Bergdahl, 28, was released over the weekend in Afghanistan in exchange for the Taliban militants in a deal brokered by the government of Qatar.

They include Afghanistan’s deputy defense minister under Taliban rule and others who played major roles in the regime that helped shield those behind the Sept. 11, 2001, terrorist attacks.

The sergeant, who was taken as a private and promoted while in captivity, has since come under fire as a deserter who should be held accountable for his actions.

The team leader who supervised Bergdahl appeared on Newsmax TV on Monday and echoed charges made by other platoon members that the sergeant's actions cost the lives of soldiers sent to search for him.

Gen. Martin Dempsey, chairman of the Joint Chiefs of Staff, said Tuesday that Bergdahl may still be disciplined if the Army finds evidence of misconduct.

Meanwhile President Barack Obama defended his decision, saying at a news conference in Poland on Tuesday that his administration had consulted with Congress about that possibility "for some time."

But the president brushed aside questions about the circumstances surrounding Bergdahl's capture, saying the United States has an obligation to not leave its military personnel behind.

Under the National Defense Authorization Act, the administration must give Congress 30 days' advance notice of any pending release of prisoners from Guantanamo Bay.

"The notification to us is important and I think that it would have been a much better thing to do because you do try to work together," Feinstein told the Hill.

House Speaker John Boehner said that the White House kept the release from Congress because legislators would have opposed it based on the concerns raised when the administration last raised the issue in 2011.

"There was every expectation that the administration would re-engage with Congress, as it did before, and the only reason it did not is because the administration knew it faced serious and sober bipartisan concern and opposition," the Ohio Republican said in a statement.

"The administration has invited serious questions into how this exchange went down and the calculations the White House and relevant agencies made in moving forward without consulting Congress despite assurances it would re-engage with members on both sides of the aisle."

Boehner said the Obama administration briefed members of Congress about a possible Bergdahl exchange in late 2011 and January 2012.

"The chairmen at the time and I raised serious questions to the administration," he said in the statement. "Unfortunately, the questions and concerns we had were never satisfactorily answered and they remain today."

He noted that the White House had assured Congress publicly as recently as last June that it would raise the issue with legislators again, addressing their concerns and working to "ensure the safety of Sgt. Bergdahl and to preserve space for diplomatic negotiations."

In addition, Rep. Mike Rogers, chairman of the House Intelligence Committee, also said that the White House did not notify him of the exchange in advance. He learned of it after Bergdahl was in American hands.

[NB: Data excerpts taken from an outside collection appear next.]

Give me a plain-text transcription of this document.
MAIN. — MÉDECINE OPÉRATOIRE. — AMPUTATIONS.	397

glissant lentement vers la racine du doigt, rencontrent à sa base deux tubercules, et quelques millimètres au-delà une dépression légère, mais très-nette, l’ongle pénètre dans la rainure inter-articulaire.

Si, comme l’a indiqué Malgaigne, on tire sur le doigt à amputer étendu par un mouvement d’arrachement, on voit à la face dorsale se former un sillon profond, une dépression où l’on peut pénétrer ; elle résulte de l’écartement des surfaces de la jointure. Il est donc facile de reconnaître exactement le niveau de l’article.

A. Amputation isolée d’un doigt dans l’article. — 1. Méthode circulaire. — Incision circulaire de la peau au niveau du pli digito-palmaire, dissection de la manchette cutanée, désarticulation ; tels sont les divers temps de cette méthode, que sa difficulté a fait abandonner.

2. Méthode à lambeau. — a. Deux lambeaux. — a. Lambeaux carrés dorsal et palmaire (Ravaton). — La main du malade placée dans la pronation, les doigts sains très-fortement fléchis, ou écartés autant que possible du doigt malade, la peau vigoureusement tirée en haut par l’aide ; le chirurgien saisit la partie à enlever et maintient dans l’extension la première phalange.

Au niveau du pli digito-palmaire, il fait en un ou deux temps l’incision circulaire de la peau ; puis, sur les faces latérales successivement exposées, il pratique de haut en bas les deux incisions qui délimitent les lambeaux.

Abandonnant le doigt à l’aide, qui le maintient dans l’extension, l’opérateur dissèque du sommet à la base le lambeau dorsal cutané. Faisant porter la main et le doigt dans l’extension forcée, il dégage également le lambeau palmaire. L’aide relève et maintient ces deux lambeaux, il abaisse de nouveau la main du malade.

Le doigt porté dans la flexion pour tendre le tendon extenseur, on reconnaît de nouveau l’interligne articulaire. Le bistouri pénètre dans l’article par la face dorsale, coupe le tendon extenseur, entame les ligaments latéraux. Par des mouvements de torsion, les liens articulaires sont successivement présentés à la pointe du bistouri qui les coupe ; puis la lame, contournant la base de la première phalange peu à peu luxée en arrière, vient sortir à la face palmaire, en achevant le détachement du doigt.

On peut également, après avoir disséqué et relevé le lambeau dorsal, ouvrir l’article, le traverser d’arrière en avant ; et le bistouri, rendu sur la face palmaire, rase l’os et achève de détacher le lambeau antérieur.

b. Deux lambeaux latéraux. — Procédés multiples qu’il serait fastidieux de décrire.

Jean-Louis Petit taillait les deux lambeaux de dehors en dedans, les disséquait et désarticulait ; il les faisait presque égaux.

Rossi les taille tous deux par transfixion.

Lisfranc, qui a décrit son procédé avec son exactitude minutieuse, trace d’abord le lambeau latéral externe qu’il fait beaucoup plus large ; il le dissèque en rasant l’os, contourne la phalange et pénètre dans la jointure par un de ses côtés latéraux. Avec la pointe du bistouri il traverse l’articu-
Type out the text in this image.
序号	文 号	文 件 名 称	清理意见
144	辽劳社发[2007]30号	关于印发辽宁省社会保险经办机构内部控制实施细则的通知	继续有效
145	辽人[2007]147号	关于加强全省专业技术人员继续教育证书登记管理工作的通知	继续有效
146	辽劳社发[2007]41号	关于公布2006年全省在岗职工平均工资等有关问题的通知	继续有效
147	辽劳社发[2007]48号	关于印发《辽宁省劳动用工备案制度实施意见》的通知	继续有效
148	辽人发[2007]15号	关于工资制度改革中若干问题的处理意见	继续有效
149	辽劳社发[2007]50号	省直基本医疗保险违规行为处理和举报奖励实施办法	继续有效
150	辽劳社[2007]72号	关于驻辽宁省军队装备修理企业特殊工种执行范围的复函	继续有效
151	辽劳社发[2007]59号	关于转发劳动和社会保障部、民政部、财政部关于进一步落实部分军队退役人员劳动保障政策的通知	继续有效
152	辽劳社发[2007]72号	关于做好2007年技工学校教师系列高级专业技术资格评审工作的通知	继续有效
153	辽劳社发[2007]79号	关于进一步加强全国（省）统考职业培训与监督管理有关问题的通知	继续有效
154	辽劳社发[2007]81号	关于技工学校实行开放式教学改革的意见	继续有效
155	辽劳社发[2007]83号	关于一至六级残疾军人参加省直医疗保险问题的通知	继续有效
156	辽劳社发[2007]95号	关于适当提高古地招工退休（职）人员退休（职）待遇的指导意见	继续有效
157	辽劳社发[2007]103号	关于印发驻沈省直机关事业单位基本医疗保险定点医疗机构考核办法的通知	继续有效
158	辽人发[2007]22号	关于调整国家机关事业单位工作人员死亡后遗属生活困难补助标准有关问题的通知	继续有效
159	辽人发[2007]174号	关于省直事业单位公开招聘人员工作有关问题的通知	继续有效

And spokesmen for two other top congressional Republicans — Senate Minority Leader Mitch McConnell, Ky., and Florida Rep. Jeff Miller, chairman of the House Veterans' Affairs Committee — told Newsmax on Tuesday that they also learned of Bergdahl's release after it was completed.

But at least one senator knew of the exchange before it occurred: Reid, the Nevada Democrat.

"It must have been either the day before or the day of," Reid told Politico on Tuesday. "I don’t remember for sure."

An aide to the other top Democrat in Congress, House Minority Leader Nancy Pelosi of California, declined to tell Politico when she was briefed on the release by the administration.